Let's take a moment to ponder this series of coincidences:
Before last night, I had never heard the name Graciela. During dinner, my friend told me about a new woman she met named Graciela while she was traveling in Japan. When I got home, I printed out a contact list for some volunteer work that I'm doing. Last name on the list? Graciela.
Two days ago, we were passing by a series of houses in my parent's neighbourhood. As we passed each one, I pointed at it and told my husband who had lived in each house when I was little. We passed by the house of a boy who was in my nursery school class--my first love. I have harboured a grudge against my nursery school teacher for 28 years because on the last Shabbat, she sat me next to Poison Oak Boy instead of my love, Danny (whom I called "Benny" because I liked the name Benny better than Danny. And Danny never conveyed any annoyance over being called Benny instead of Danny). "She knew this," I told my husband as we passed his old house. "She knew I loved him and she sat me next to Poison Oak Boy."
I am still not over it.
Last night, as I was meeting my friend for dinner--the friend who would tell me about Graciela--I paused in my parking spot to write myself a note. As I moved to open my door, a car pulled into the empty space next to mine and I waited for her car to stop. I thought to myself, "wouldn't it be funny if it were the friend I'm meeting for dinner; choosing the parking spot right next to mine in this huge lot simply by chance."
It was an old friend from nursery school--one that I haven't seen in over six years since we lived in the same apartment building before we each were married.
We got out of the car and I told her about how I had been speaking about Danny the day before to my husband. And how it was a strange coincidence to bump into another classmate from that small nursery school class 28 years later. She asked what had happened to me in the last 6 or so years since we had last seen each other. We had both gotten married and changed our last names. I had the twins. She didn't have any children yet. She asked if the twins were identical or fraternal. She said, "oh, it must have happened quickly for you!" I pointed out that over 6 years had passed since we had seen each other. The twins were now 2. It hadn't been that quick.
My laydar buzzed a bit in the back of my head. Oh...you know...laydar? That sixth sense stirrup queens have for figuring out when someone else is a stirrup queen before they say anything? That familiar feeling of knowing that for both women, a good lay brings nothing your way.
We walked into the restaurant together and looked for my friend. She offered to wait with me until my friend arrived. She asked what I was currently writing. I told her that I do freelance work for magazines and I'm working on a non-fiction book. "What sort of subject?" she asked. "Infertility," I answered.
"From your own experience?" she asked hopefully.
"Sure; the kids are fertility treatment twins."
And that's how I learned about her own diagnosis, the start of her first IVF cycle, and how her SIL just told her about her second pregnancy as my friend was telling her SIL about starting treatments.
We go to the same clinic. We have the same doctor in this large clinic. We both have high FSH.
I had been at home, working on the Diagnosis Blilt (oh--side note--send in your words for your square by tomorrow night. I have 35 squares created so far on kicky quilty-looking virtual fabrics. And we haven't had any repeats--every thought is unique. Isn't that incredible? 35 unique reactions to the same news. I'm going to post this first blilt when it's finished on Thursday.) and then I go out to dinner to bump into an old friend with a new diagnosis.
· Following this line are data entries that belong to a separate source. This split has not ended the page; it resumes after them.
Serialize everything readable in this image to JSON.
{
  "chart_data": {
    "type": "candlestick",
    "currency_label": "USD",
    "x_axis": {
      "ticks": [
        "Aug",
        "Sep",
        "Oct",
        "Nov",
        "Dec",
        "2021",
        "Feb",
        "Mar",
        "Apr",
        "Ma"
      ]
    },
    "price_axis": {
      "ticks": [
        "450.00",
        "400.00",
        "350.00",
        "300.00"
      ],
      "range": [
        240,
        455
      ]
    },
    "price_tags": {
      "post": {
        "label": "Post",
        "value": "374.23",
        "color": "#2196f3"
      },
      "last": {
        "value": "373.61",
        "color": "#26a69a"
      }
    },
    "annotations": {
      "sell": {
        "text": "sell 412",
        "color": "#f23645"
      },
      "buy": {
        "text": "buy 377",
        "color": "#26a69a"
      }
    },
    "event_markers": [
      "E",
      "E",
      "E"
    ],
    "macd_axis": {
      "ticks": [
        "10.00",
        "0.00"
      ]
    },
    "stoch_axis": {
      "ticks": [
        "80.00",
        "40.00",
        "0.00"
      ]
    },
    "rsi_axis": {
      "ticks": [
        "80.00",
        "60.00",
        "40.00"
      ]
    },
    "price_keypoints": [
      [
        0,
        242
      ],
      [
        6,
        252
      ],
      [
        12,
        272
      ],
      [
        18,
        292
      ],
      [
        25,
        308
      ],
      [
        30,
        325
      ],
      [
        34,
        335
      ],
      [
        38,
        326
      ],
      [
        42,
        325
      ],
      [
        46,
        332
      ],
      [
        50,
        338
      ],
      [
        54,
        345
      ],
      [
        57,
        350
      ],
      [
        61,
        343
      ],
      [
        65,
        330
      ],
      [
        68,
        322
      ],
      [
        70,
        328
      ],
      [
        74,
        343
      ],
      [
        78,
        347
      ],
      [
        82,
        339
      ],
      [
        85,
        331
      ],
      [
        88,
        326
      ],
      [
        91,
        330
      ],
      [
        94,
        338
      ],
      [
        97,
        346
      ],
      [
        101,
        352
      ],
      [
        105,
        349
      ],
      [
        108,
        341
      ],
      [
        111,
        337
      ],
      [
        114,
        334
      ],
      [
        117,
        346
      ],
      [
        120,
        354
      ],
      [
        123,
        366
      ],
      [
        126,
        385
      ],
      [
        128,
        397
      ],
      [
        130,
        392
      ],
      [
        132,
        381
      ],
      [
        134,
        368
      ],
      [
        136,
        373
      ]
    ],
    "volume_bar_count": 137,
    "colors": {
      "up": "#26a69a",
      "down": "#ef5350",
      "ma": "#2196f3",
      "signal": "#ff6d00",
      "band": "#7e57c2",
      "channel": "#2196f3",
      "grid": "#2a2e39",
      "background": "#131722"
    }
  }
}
Two girls in a class with perhaps eight girls total end up at the same clinic. What did the teacher put in our grape juice? Or is it all just a coincidence?
In Jasper Fforde's novel, Lost in a Good Book, the main character is being "killed by coincidence." When she asks her uncle what he thinks about coincidences, he says he believes that "most coincidences are simply quirks of chance...[but] the universe always moves from an ordered state to a disordered one; that a glass may fall to the ground and shatter yet you never see a broken glass reassemble itself and then jump back onto the table."
What does that explanation have to do with the conjunction of Graciela-infertility-nursery school coincidences?
Because I marked the page about coincidences in that book when I read it 4 years ago.
What a coincidence that I had some foresight to mark that page for easy retrieval as I write a blog entry about the coincidences of the past three days.
What do you do with coincidences? It seems a shame to ignore them. It seems a little far-fetched to believe these things fall into place randomly and a little far-fetched to believe these things are predestined. It's sort of like a dream that sticks with you--you don't want to overlook it and, at the same time, you know it's probably just your mind finding connections in unconnected spaces. But if the glass can break, why can't the glass unbreak? And if these are simple quirks of chance, why do they make you feel as if someone is jerking your head upward and making you see the bigger picture?